TiO2/Multi-walled carbon nanotube electrospun nanofibers mats for enhanced Cr(VI) photoreduction

Abstract

Industrial processes, including metal plating and paint production, generate substantial wastewater with hexavalent chromium (Cr(VI)), necessitating the development of efficient photocatalysts for its reduction. In this study, we fabricated curly hybrid nanofiber composites (TiO2/Multi-walled carbon nanotube (MWCNT)) with varying MWCNT contents (0.1, 0.3, 0.5, 0.7, and 1.0 w/w) via electrospinning and subsequent calcination process for Cr(VI) photoreduction efficiency. Our experimental results indicated an initial rise in specific surface areas and micropore volumes with increasing the MWCNT content up to TiO2/MWCNT-7, followed by a decrease, attributed to the development of a curly structure with the introduction of MWCNTs.

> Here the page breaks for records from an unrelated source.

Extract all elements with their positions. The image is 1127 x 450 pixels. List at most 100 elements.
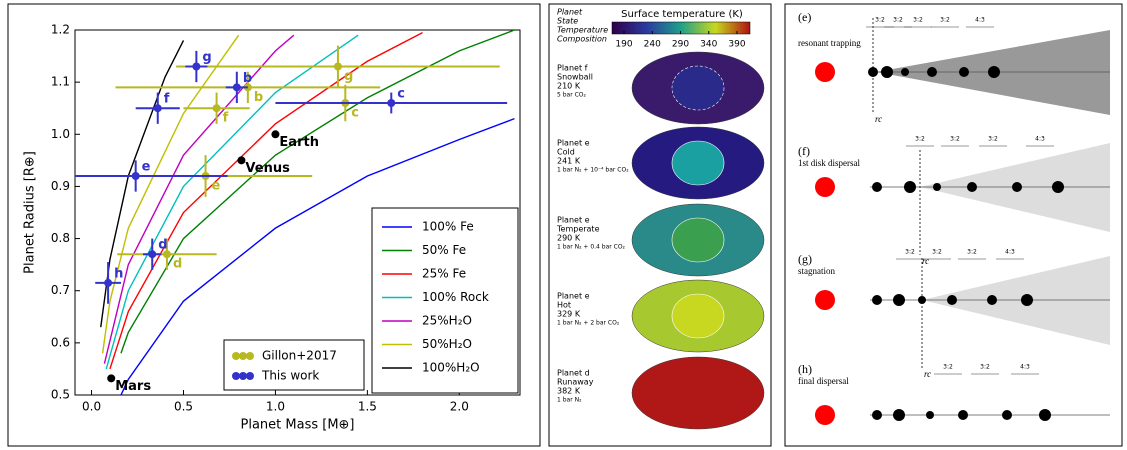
resonance-label: 3:2	[943, 364, 953, 371]
legend-box	[224, 340, 364, 390]
map-text: 290 K	[557, 234, 581, 243]
point-label: b	[243, 71, 252, 86]
colorbar-tick-label: 190	[615, 40, 632, 50]
resonance-label: 4:3	[1005, 249, 1015, 256]
planet	[1052, 181, 1064, 193]
climate-map-core	[672, 218, 724, 262]
planet	[881, 66, 893, 78]
x-tick-label: 0.5	[174, 400, 193, 414]
legend-swatch	[246, 352, 254, 360]
map-text: 1 bar N₂ + 10⁻⁴ bar CO₂	[557, 167, 629, 174]
x-axis-label: Planet Mass [M⊕]	[241, 418, 355, 433]
point	[233, 83, 241, 91]
header-text: Planet	[557, 8, 583, 17]
planet	[967, 182, 977, 192]
y-tick-label: 1.1	[51, 75, 70, 89]
planet-point	[271, 130, 279, 138]
planet-label: Earth	[279, 135, 319, 150]
resonance-label: 3:2	[967, 249, 977, 256]
planet	[988, 66, 1000, 78]
map-text: Planet d	[557, 369, 590, 378]
resonance-label: 3:2	[950, 136, 960, 143]
map-text: Hot	[557, 301, 571, 310]
resonance-label: 4:3	[1020, 364, 1030, 371]
point-label: c	[351, 106, 359, 121]
point	[192, 63, 200, 71]
legend-label: 100% Fe	[422, 220, 474, 234]
stage-caption: resonant trapping	[798, 38, 861, 48]
rc-label: rc	[924, 369, 931, 379]
map-text: 382 K	[557, 387, 581, 396]
resonance-label: 3:2	[913, 17, 923, 24]
map-text: 329 K	[557, 310, 581, 319]
legend-label: 25% Fe	[422, 267, 466, 281]
map-text: Cold	[557, 148, 575, 157]
stage-caption: stagnation	[798, 266, 835, 276]
resonance-label: 3:2	[893, 17, 903, 24]
planet	[1039, 409, 1051, 421]
map-text: Planet e	[557, 216, 590, 225]
header-text: Composition	[557, 35, 607, 44]
legend-label: 25%H₂O	[422, 314, 472, 328]
planet	[926, 411, 934, 419]
colorbar-tick-label: 290	[672, 40, 689, 50]
legend-swatch	[232, 372, 240, 380]
map-text: 210 K	[557, 82, 581, 91]
map-text: 1 bar N₂ + 0.4 bar CO₂	[557, 244, 626, 251]
legend-label: 50%H₂O	[422, 337, 472, 351]
resonance-label: 3:2	[980, 364, 990, 371]
point	[334, 63, 342, 71]
point-label: e	[142, 160, 151, 175]
colorbar-tick-label: 240	[644, 40, 661, 50]
stage-label: (e)	[798, 10, 811, 24]
header-text: Temperature	[557, 26, 608, 35]
point	[387, 99, 395, 107]
point	[154, 104, 162, 112]
point	[104, 279, 112, 287]
point-label: g	[202, 50, 211, 65]
planet	[901, 68, 909, 76]
map-text: 241 K	[557, 157, 581, 166]
map-text: 5 bar CO₂	[557, 92, 586, 99]
stage-label: (f)	[798, 144, 810, 158]
mass-radius-plot: 0.00.51.01.52.00.50.60.70.80.91.01.11.2P…	[23, 23, 521, 433]
figure: 0.00.51.01.52.00.50.60.70.80.91.01.11.2P…	[0, 0, 1127, 450]
y-tick-label: 0.8	[51, 231, 70, 245]
y-tick-label: 0.5	[51, 388, 70, 402]
planet-point	[107, 374, 115, 382]
legend-swatch	[246, 372, 254, 380]
point-label: c	[397, 87, 405, 102]
planet	[872, 182, 882, 192]
planet	[1021, 294, 1033, 306]
y-tick-label: 0.7	[51, 283, 70, 297]
legend-label: 100% Rock	[422, 290, 489, 304]
planet	[958, 410, 968, 420]
planet	[872, 410, 882, 420]
planet-label: Venus	[245, 161, 290, 176]
planet	[927, 67, 937, 77]
resonance-label: 3:2	[940, 17, 950, 24]
colorbar-tick-label: 390	[728, 40, 745, 50]
y-tick-label: 1.2	[51, 23, 70, 37]
map-text: 1 bar N₂	[557, 397, 582, 404]
map-text: Snowball	[557, 73, 593, 82]
legend-label: This work	[261, 369, 319, 383]
planet	[893, 409, 905, 421]
planet	[1012, 182, 1022, 192]
y-tick-label: 1.0	[51, 127, 70, 141]
y-tick-label: 0.9	[51, 179, 70, 193]
point	[132, 172, 140, 180]
planet-label: Mars	[115, 379, 151, 394]
x-tick-label: 0.0	[82, 400, 101, 414]
star	[815, 62, 835, 82]
planet	[959, 67, 969, 77]
point-label: f	[164, 92, 170, 107]
rc-label: rc	[875, 114, 882, 124]
legend-swatch	[239, 372, 247, 380]
resonance-label: 3:2	[905, 249, 915, 256]
map-text: Temperate	[556, 225, 600, 234]
planet	[918, 296, 926, 304]
climate-map-core	[672, 66, 724, 110]
map-text: Runaway	[557, 378, 594, 387]
climate-map-core	[672, 141, 724, 185]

This improved TiO2 dispersion, reduced the band gap, and densified the composites, enhancing mass transfer properties and visible light utilization. As a result, TiO2/MWCNT-7 exhibited a significant redshift in wavelength along with a 2.93 eV band gap, resulting in 97.5% Cr(VI) photoreduction efficiency within 120 min and sustained 92% efficiency over 6 cycles. This study offers insights for catalyst design and optimization in Cr(VI) photoreduction for water treatment applications.